The reading only takes 2 seconds. Both of these versions of the key are distinct for every element, both are long type, and the actual code to create either of them is minimal in complexity. It's the elements.put(key, value) which makes the difference between 7 seconds and 2.

My question is, why? The difference I see between these key versions is that the first one has bits set to 1 throughout and more frequently, while the second has all of its highest 32 bits set to 0. Am I chasing a red herring, or is this fairly dramatic difference in performance the result of something internal in the HashMap.put method?


Solution

  • Take a look at how Long implements the hashCode() method (at least in OpenJDK 7):

    public int hashCode() {
        return (int)(value ^ (value >>> 32));
    }
    

    This means that your key gets stuffed back into 32 bits; all the lower bits are cancelling each other out quite often, resulting in a lot of collisions which requires the HashMap to spend extra time looking for a free slot in a bucket. Your second method avoids that problem because every key’s generated hash code is a unique value (because you only have 23426 x 23426 = 548777476 items which fits well into 32 bits).

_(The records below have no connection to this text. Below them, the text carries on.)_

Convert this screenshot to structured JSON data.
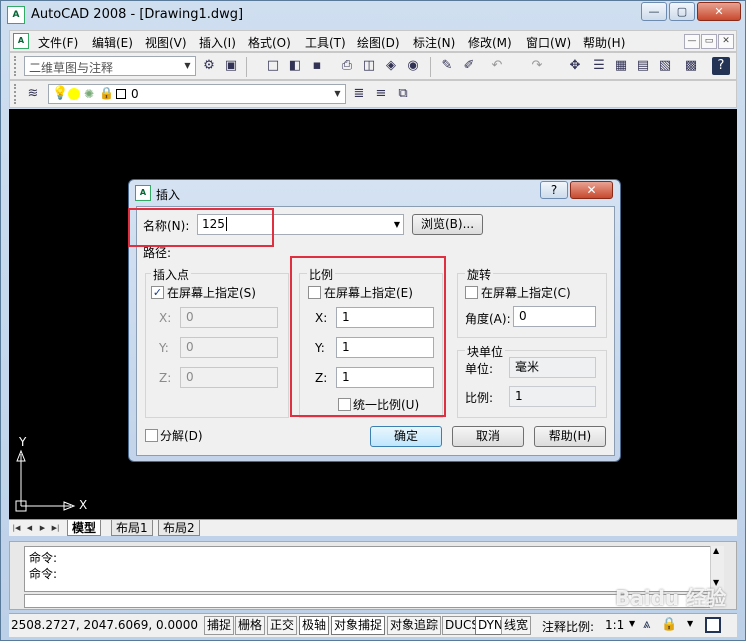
{
  "app": {
    "title": "AutoCAD 2008 - [Drawing1.dwg]",
    "icon_text": "A",
    "window_controls": {
      "minimize": "—",
      "maximize": "▢",
      "close": "✕"
    }
  },
  "menubar": {
    "items": [
      "文件(F)",
      "编辑(E)",
      "视图(V)",
      "插入(I)",
      "格式(O)",
      "工具(T)",
      "绘图(D)",
      "标注(N)",
      "修改(M)",
      "窗口(W)",
      "帮助(H)"
    ],
    "mdi_controls": {
      "minimize": "—",
      "restore": "▭",
      "close": "✕"
    }
  },
  "toolbar1": {
    "workspace": "二维草图与注释"
  },
  "toolbar2": {
    "layer": "0"
  },
  "layout_tabs": {
    "tabs": [
      "模型",
      "布局1",
      "布局2"
    ]
  },
  "ucs": {
    "x_label": "X",
    "y_label": "Y"
  },
  "command": {
    "lines": [
      "命令:",
      "命令:"
    ]
  },
  "status": {
    "coords": "2508.2727, 2047.6069, 0.0000",
    "buttons": [
      "捕捉",
      "栅格",
      "正交",
      "极轴",
      "对象捕捉",
      "对象追踪",
      "DUCS",
      "DYN",
      "线宽"
    ],
    "annotation_scale_label": "注释比例:",
    "annotation_scale_value": "1:1"
  },
  "dialog": {
    "title": "插入",
    "name_label": "名称(N):",
    "name_value": "125",
    "browse_label": "浏览(B)...",
    "path_label": "路径:",
    "insertion": {
      "title": "插入点",
      "onscreen_label": "在屏幕上指定(S)",
      "onscreen_checked": true,
      "x_label": "X:",
      "x_value": "0",
      "y_label": "Y:",
      "y_value": "0",
      "z_label": "Z:",
      "z_value": "0"
    },
    "scale": {
      "title": "比例",
      "onscreen_label": "在屏幕上指定(E)",
      "onscreen_checked": false,
      "x_label": "X:",
      "x_value": "1",
      "y_label": "Y:",
      "y_value": "1",
      "z_label": "Z:",
      "z_value": "1",
      "uniform_label": "统一比例(U)",
      "uniform_checked": false
    },
    "rotation": {
      "title": "旋转",
      "onscreen_label": "在屏幕上指定(C)",
      "onscreen_checked": false,
      "angle_label": "角度(A):",
      "angle_value": "0"
    },
    "block_unit": {
      "title": "块单位",
      "unit_label": "单位:",
      "unit_value": "毫米",
      "factor_label": "比例:",
      "factor_value": "1"
    },
    "explode_label": "分解(D)",
    "explode_checked": false,
    "ok_label": "确定",
    "cancel_label": "取消",
    "help_label": "帮助(H)"
  },
  "watermark": "Baidu 经验"
}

    So, the resaon is your key selection but not the number of set bits.

    However, what exactly do you mean with “user value types?”

    public class MatrixKey {
        private final int row;
        private final int column;
        public MatrixKey(int row, int column) {
            this.row = row;
            this.column = column;
        }
        public int getRow() { return row; }
        public int getColumn() { return column; }
    }
    

    This class can make a perfectly good key for a Map in Java once you implement hashCode() and equals(). Just make sure that you don’t implement its hashCode method the way Long does. :)